森の病理学

2013.11.28|カテゴリー「日々の思い」|投稿者 山口敏広

2013-11-28 10.28.50

 

 

ご愛読、ありがとうございます。KJWORKS・木の家のくらしプロデューサー、山口です。

 

今日は、先日おこなった「森を繕う」メンテナンスの続きの作業に、同じく植樹指導をしてくださったエスペックミックの吉野さんと一緒に取り組んでいました。私は午前中しかお手伝いできませんでしたが、ほぼ目処が立ったかたちです。

 

それはいいのですが、実はもう一箇所、皆で植樹してつくった「鎮守の森」に、大きな問題が生じていました。場所は、一番最初の2008年に植樹したエリア。そこでこの夏以降、一部の樹が枯れ始めたのです。

 

冒頭の写真がその様子です。森の一部が、円を描く形で枯死(こし)してしまっています。今日は枯れた木を切ったので、森の中にまるで秘密基地のような大きな空洞、木のない部分ができてしまいました。

 

空洞の周りの木には、ピンクのテープが巻かれていますね。枯死してしまった範囲のすぐ廻りにある木に、このように目印を付けています。次回のチェックまでにどうなるか、病状の広がりを把握するためです。

 

ほんの小さな苗から5年で大きく育って、高さ4mほどの森になってくれていたのに、本当に残念でなりません。一体何故こんなひどいことになってしまったのか?実は枯れ始めてからずっと、その原因を吉野さんと話したり調べたりしてきましたが、今までなかなかわからなかったのです。

 

それが、今日お越しいただいて一緒に枯死の状況をチェックしていた吉野さんが、ようやく原因を特定されました。それは、ピンクのテープを巻いた木の根元に、白い「菌糸」が発見されたからです。

 

この病気は、「白紋羽病(しろもんぱびょう)」と言う名前。子嚢菌類(しのうきんるい)の一種が引き起こす、土壌伝染性のものだそうです。可哀想に、枯れた木々は、伝染病にやられてしまっていたのでした。

 

植物の根が白色の菌糸に覆われてしまって、まず根に元気がなくなります。菌によって根の組織が侵され、養分や水分の吸収をさまたげてしまうんですね。
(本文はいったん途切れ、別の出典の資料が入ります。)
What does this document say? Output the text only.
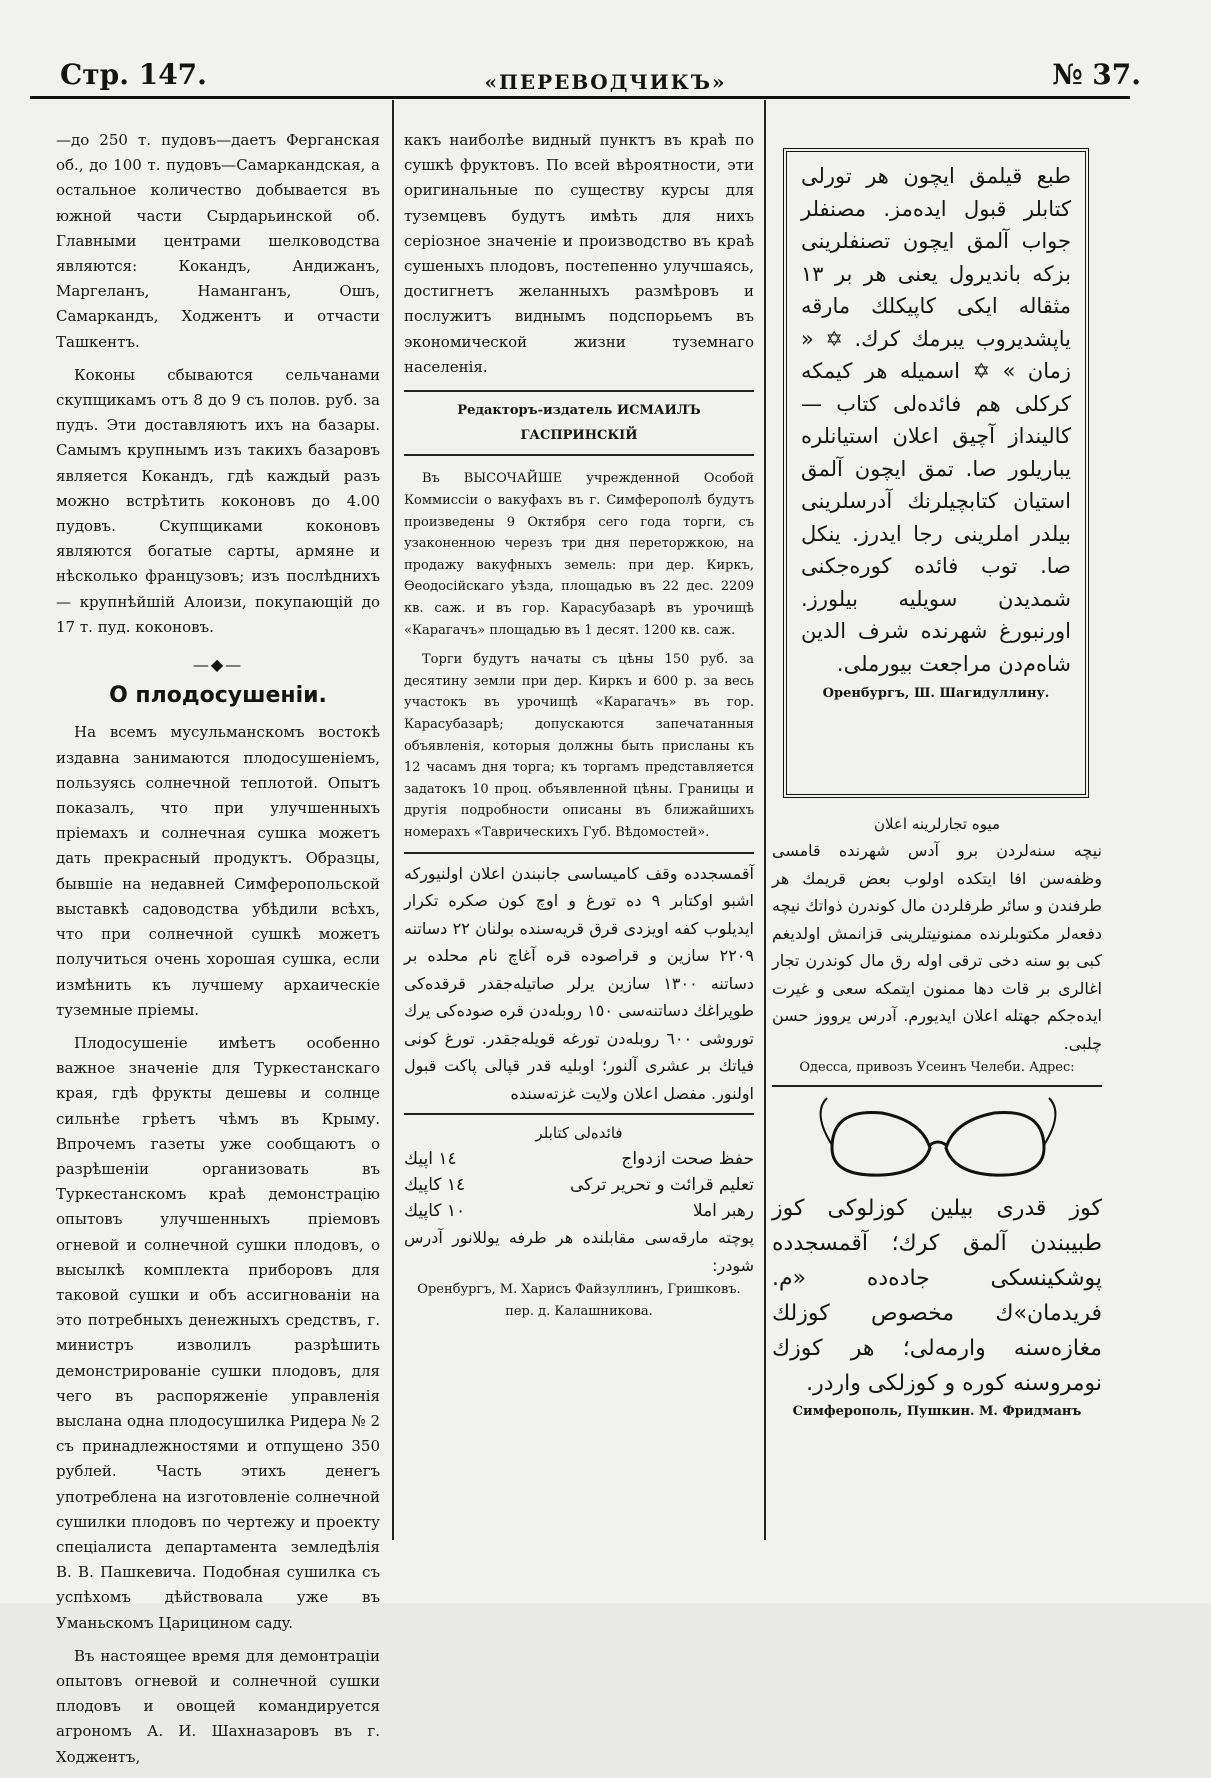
Стр. 147.	«ПЕРЕВОДЧИКЪ»	№ 37.

—до 250 т. пудовъ—даетъ Ферганская об., до 100 т. пудовъ—Самаркандская, а остальное количество добывается въ южной части Сырдарьинской об. Главными центрами шелководства являются: Кокандъ, Андижанъ, Маргеланъ, Намангaнъ, Ошъ, Самаркандъ, Ходжентъ и отчасти Ташкентъ.

Коконы сбываются сельчанами скупщикамъ отъ 8 до 9 съ полов. руб. за пудъ. Эти доставляютъ ихъ на базары. Самымъ крупнымъ изъ такихъ базаровъ является Кокандъ, гдѣ каждый разъ можно встрѣтить коконовъ до 4.00 пудовъ. Скупщиками коконовъ являются богатые сарты, армяне и нѣсколько французовъ; изъ послѣднихъ — крупнѣйшій Алоизи, покупающій до 17 т. пуд. коконовъ.

—◆—
О плодосушеніи.

На всемъ мусульманскомъ востокѣ издавна занимаются плодосушеніемъ, пользуясь солнечной теплотой. Опытъ показалъ, что при улучшенныхъ пріемахъ и солнечная сушка можетъ дать прекрасный продуктъ. Образцы, бывшіе на недавней Симферопольской выставкѣ садоводства убѣдили всѣхъ, что при солнечной сушкѣ можетъ получиться очень хорошая сушка, если измѣнить къ лучшему архаическіе туземные пріемы.

Плодосушеніе имѣетъ особенно важное значеніе для Туркестанскаго края, гдѣ фрукты дешевы и солнце сильнѣе грѣетъ чѣмъ въ Крыму. Впрочемъ газеты уже сообщаютъ о разрѣшеніи организовать въ Туркестанскомъ краѣ демонстрацію опытовъ улучшенныхъ пріемовъ огневой и солнечной сушки плодовъ, о высылкѣ комплекта приборовъ для таковой сушки и объ ассигнованіи на это потребныхъ денежныхъ средствъ, г. министръ изволилъ разрѣшить демонстрированіе сушки плодовъ, для чего въ распоряженіе управленія выслана одна плодосушилка Ридера № 2 съ принадлежностями и отпущено 350 рублей. Часть этихъ денегъ употреблена на изготовленіе солнечной сушилки плодовъ по чертежу и проекту спеціалиста департамента земледѣлія В. В. Пашкевича. Подобная сушилка съ успѣхомъ дѣйствовала уже въ Уманьскомъ Царицином садy.

Въ настоящее время для демонтраціи опытовъ огневой и солнечной сушки плодовъ и овощей командируется агрономъ А. И. Шахназаровъ въ г. Ходжентъ,

какъ наиболѣе видный пунктъ въ краѣ по сушкѣ фруктовъ. По всей вѣроятности, эти оригинальные по существу курсы для туземцевъ будутъ имѣть для нихъ серіозное значеніе и производство въ краѣ сушеныхъ плодовъ, постепенно улучшаясь, достигнетъ желанныхъ размѣровъ и послужитъ виднымъ подспорьемъ въ экономической жизни туземнаго населенія.

Редакторъ-издатель ИСМАИЛЪ ГАСПРИНСКІЙ

Въ ВЫСОЧАЙШЕ учрежденной Особой Коммиссіи о вакуфахъ въ г. Симферополѣ будутъ произведены 9 Октября сего года торги, съ узаконенною черезъ три дня переторжкою, на продажу вакуфныхъ земель: при дер. Киркъ, Ѳеодосійскаго уѣзда, площадью въ 22 дес. 2209 кв. саж. и въ гор. Карасубазарѣ въ урочищѣ «Карагачъ» площадью въ 1 десят. 1200 кв. саж.

Торги будутъ начаты съ цѣны 150 руб. за десятину земли при дер. Киркъ и 600 р. за весь участокъ въ урочищѣ «Карагачъ» въ гор. Карасубазарѣ; допускаются запечатанныя объявленія, которыя должны быть присланы къ 12 часамъ дня торга; къ торгамъ представляется задатокъ 10 проц. объявленной цѣны. Границы и другія подробности описаны въ ближайшихъ номерахъ «Таврическихъ Губ. Вѣдомостей».

آقمسجدده وقف كاميساسى جانبندن اعلان اولنيوركه اشبو اوكتابر ٩ ده تورغ و اوچ كون صكره تكرار ايديلوب كفه اويزدى قرق قريه‌سنده بولنان ٢٢ دساتنه ٢٢٠٩ سازين و قراصوده قره آغاچ نام محلده بر دساتنه ١٣٠٠ سازين يرلر صاتيله‌جقدر قرقده‌كى طوپراغك دساتنه‌سى ١٥٠ روبله‌دن قره صوده‌كى يرك توروشى ٦٠٠ روبله‌دن تورغه قويله‌جقدر. تورغ كونى فياتك بر عشرى آلنور؛ اوبليه قدر قپالى پاكت قبول اولنور. مفصل اعلان ولايت غزته‌سنده
فائده‌لى كتابلر
حفظ صحت ازدواج
١٤ اپيك
تعليم قرائت و تحرير تركى
١٤ كاپيك
رهبر املا
١٠ كاپيك
پوچته مارقه‌سى مقابلنده هر طرفه يوللانور آدرس شودر:
Оренбургъ, М. Харисъ Файзуллинъ, Гришковъ. пер. д. Калашникова.
طبع قيلمق ايچون هر تورلى كتابلر قبول ايده‌مز. مصنفلر جواب آلمق ايچون تصنفلرينى بزكه باندیرول يعنى هر بر ١٣ مثقاله ايكى كاپيكلك مارقه ياپشديروب يبرمك كرك. ✡ « زمان » ✡ اسميله هر كيمكه كركلى هم فائده‌لى كتاب — كالينداز آچيق اعلان استيانلره يباريلور صا. تمق ايچون آلمق استيان كتابچيلرنك آدرسلرينى بيلدر املرينى رجا ايدرز. ينكل صا. توب فائده كوره‌جكنى شمديدن سويليه بيلورز. اورنبورغ شهرنده شرف الدين شاه‌م‌دن مراجعت بيورملى.
Оренбургъ, Ш. Шагидуллину.
ميوه تجارلرينه اعلان
نيچه سنه‌لردن برو آدس شهرنده قامسى وظفه‌سن افا ايتكده اولوب بعض قريمك هر طرفندن و سائر طرفلردن مال كوندرن ذواتك نيچه دفعه‌لر مكتوبلرنده ممنونيتلرينى قزانمش اولديغم كبى بو سنه دخى ترقى اوله رق مال كوندرن تجار اغالرى بر قات دها ممنون ايتمكه سعى و غيرت ايده‌جكم جهتله اعلان ايديورم. آدرس يرووز حسن چلبى.
Одесса, привозъ Усеинъ Челеби. Адрес:
كوز قدرى بيلين كوزلوكى كوز طبيبندن آلمق كرك؛ آقمسجدده پوشكينسكى جاده‌ده «م. فريدمان»ك مخصوص كوزلك مغازه‌سنه وارمه‌لى؛ هر كوزك نومروسنه كوره و كوزلكى واردر.
Симферополь, Пушкин. М. Фридманъ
それによって地上部の木からも生気がなくなり、やがて枯れてしまいます。なんと恐ろしい病気でしょうか。

 

枯死した円形のエリアに隣接する木々も、根の周りの菌糸が見えているということは、もう長くないということです。そんな木が何本もあり、次にそれらも枯れてしまうと思うと、もういたたまれない気持ちになります…。

 

しかし、苗がやられた部分と同じく、悲観して嘆いていても仕方ありません。枯れてしまった木々は本当に可哀想ですが、残念ながらもう生き返ることはありません。この先、恐ろしい白紋羽病から「鎮守の森」をどう守るかが最も大事で、そのために何が必要か、そのことを吉野さんと話し合いました。

 

まずは原因が特定できたので、早急に必要な薬剤の種類と「投薬方法」を調べていただくということになりました。吉野さんがいつもご来館、というのは難しいので、私ができることがあれば電話でご指示いただき、代役で薬を撒いたり、可能な限りお手伝いをさせていただくことも。

 

そんなことで、土の中の病原菌との対決が、これから始まります。皆で想いを込めて植えた森、その木々の命を奪ったことは、私にはとても許すことは出来ません。なんとか方法を見つけて、すべて退治してしまおう、そう吉野さんと誓い合いました。

 

そして今日もまた、生きている木々と付き合っていくことの難しさを思います。生半可な気持ちでやれることではないですね。常にこうやって「森づくり、森守り」に徹し、「宮脇式植樹」の伝道をしてらっしゃるエスペックミックの皆さんの仕事の大変さが、本当に身にしみて感じられた今日でした。